Quand mon mari m’a jetée à la rue par une nuit de neige, ruinée, humiliée, seule avec ma fille et quelques euros en poche, je croyais toucher le fond — mais des années plus tard, devenue avocate, propriétaire à Paris et mère d’une étudiante à la Sorbonne, entourée d’amies fidèles comme Mémé Claudette et Élodie, j’ai compris que c’était la plus belle revanche de ma vie.

Lorsque mon époux ma éjectée de notre vie, la ville devenait floue, froide, étrange. Jerrais dans Paris, les souvenirs seffilochaient comme les fils dissous dun rêve dont on ne sort jamais vraiment réveillé.

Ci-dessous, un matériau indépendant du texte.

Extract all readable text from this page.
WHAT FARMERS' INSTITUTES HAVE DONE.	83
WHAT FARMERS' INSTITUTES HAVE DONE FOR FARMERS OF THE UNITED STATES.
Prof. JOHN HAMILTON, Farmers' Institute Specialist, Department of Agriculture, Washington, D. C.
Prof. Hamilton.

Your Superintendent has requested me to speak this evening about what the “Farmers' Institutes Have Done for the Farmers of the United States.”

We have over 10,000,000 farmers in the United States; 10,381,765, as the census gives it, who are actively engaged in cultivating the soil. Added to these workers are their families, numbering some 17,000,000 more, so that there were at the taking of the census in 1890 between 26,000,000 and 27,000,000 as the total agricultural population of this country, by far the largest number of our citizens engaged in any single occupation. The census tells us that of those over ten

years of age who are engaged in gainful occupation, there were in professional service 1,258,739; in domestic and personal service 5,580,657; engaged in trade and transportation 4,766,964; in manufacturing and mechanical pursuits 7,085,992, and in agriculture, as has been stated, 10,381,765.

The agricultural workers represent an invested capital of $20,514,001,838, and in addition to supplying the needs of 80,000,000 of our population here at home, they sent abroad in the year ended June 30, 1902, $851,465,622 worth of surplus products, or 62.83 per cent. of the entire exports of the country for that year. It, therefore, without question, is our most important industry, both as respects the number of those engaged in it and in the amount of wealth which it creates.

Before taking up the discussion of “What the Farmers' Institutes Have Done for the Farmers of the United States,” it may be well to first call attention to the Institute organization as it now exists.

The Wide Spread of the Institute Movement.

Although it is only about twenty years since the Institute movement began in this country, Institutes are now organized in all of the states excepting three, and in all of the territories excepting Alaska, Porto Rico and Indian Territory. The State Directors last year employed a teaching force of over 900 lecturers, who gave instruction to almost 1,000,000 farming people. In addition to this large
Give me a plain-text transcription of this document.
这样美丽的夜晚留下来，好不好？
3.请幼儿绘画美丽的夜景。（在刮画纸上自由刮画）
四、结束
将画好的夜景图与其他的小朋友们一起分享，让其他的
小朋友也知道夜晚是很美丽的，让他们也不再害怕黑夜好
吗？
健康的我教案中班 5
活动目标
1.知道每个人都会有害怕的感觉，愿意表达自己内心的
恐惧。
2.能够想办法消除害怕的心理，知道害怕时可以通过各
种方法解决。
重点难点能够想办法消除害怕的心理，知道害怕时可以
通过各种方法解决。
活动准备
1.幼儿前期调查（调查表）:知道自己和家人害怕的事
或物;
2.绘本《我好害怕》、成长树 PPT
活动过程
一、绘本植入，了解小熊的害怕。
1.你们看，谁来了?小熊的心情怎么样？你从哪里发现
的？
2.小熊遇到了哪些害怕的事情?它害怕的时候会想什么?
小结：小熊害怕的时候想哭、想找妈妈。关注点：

Je métais unie à Lucien, par amour sans bornes, persuadée naïvement que la vie ne menverrait que des douceurs. Après la naissance de ma fille Oriane, dix-sept kilos sétaient accrochés à moi comme un manteau trop lourd, déformant le reflet que je renvoyais aux vitrines brumeuses de la rue de Rivoli.
Lucien se métamorphosa. Les mots quil déposait sur moi étaient tranchants, déformés, bizarres : « truie », « grosse vache ». Il glissait, moqueur, que lépouse du notaire du 16ème était plus svelte, plus gracieuse, me regardant à peine, comme si jétais devenue invisible ou difforme, un animal perdu dans son propre foyer.
Sa voix cassait mon cœur comme une baguette oubliée sous la pluie. Un jour, jai deviné la présence dune ombre une autre, une femme juvénile quil nessayait même plus de dissimuler. Il lui téléphonait en dînant, lui envoyant des messages tandis quOriane jouait dans ses chaussons roses, et moi, assise là, évanescente.
Les nuits étaient longues, silencieuses, trempées de larmes que personne nentendait absorber. Orpheline, sans famille, délaissée par mes amies parties fonder dautres tribus, je me sentais avalée par un gouffre. Emboldied par ma solitude, Lucien a commencé à lever la main sur moi. Les pleurs dOriane lexaspéraient ; il tonnait, tempêtait, menaçait de nous jeter à la porte, hors de notre appartement des Batignolles.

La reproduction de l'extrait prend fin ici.